Dalamn kegiatan yang di rangkai dengan launching apliaksi Terpadu Digital Kutim ini, para peserta tidak hanya dibekali teknis optimalisasi tata kelola situs web, tetapi juga pemahaman implementasi kecerdasan buatan (Artificial Intelligence/AI). Teknologi AI diposisikan sebagai alat bantu strategis guna memacu produktivitas aparatur dalam merancang konten, menyajikan informasi akurat, mengelola data, hingga mempercepat respons pelayanan publik.
Rasyid menekankan pentingnya reorientasi fungsi website desa dan kecamatan agar tidak sekadar menjadi etalase dokumentasi kegiatan seremonial.
“Kita ingin website berkembang menjadi kanal informasi dan pelayanan yang aktif, mudah diakses, dan relevan.

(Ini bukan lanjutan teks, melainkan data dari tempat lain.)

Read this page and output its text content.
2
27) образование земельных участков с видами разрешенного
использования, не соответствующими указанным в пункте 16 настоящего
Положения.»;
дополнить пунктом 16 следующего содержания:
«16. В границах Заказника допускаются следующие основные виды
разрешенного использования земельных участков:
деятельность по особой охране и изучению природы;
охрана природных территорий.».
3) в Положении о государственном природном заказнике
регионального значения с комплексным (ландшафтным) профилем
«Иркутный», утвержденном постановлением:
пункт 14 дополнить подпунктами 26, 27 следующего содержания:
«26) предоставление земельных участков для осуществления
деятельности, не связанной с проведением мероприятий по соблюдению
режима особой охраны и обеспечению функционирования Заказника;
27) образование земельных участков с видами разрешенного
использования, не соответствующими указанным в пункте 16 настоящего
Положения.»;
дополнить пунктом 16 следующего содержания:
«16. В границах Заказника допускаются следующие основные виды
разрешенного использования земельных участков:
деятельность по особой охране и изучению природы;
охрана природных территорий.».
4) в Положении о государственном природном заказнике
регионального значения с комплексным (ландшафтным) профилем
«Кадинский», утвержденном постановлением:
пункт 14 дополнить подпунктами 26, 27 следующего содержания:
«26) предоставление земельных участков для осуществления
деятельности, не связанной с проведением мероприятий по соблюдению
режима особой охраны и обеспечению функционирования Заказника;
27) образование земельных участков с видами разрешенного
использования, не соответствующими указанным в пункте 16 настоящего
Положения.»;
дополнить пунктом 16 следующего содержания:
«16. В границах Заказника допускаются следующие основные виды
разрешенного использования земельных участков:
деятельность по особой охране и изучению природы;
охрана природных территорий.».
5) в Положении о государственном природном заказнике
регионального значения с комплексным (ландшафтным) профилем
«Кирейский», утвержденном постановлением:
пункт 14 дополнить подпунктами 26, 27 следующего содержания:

Masyarakat harus dengan mudah memperoleh informasi publik, baik mengenai pembangunan, hingga informasi terkait potensi desa masing-masing,” tambahnya.
Mengakhiri arahannya, Rasyid mengingatkan bahwa keberhasilan digitalisasi birokrasi tidak dinilai dari kuantitas platform yang dirilis, melainkan nilai manfaat substantif yang diterima oleh warga.
“Keberhasilan transformasi digital bukan diukur dari seberapa banyak aplikasi dan website yang kita miliki, melainkan seberapa besar teknologi tersebut mampu memberikan kemudahan, kecepatan, transparansi, dan manfaat nyata bagi masyarakat,” pungkasnya.
Diketahui, kegiatan tersebut juga turut di hadiri Kepala Bidang Aplikasi Informatika Diskominfo Staper Kutim, Reza Tri Akbari, narasumber Surya Fajar Saputra, S.Kom., M.Kom. serta peserta yang merupakan operator dari 14 kecamatan dan 38 desa se-Kabupaten Kutai Timur.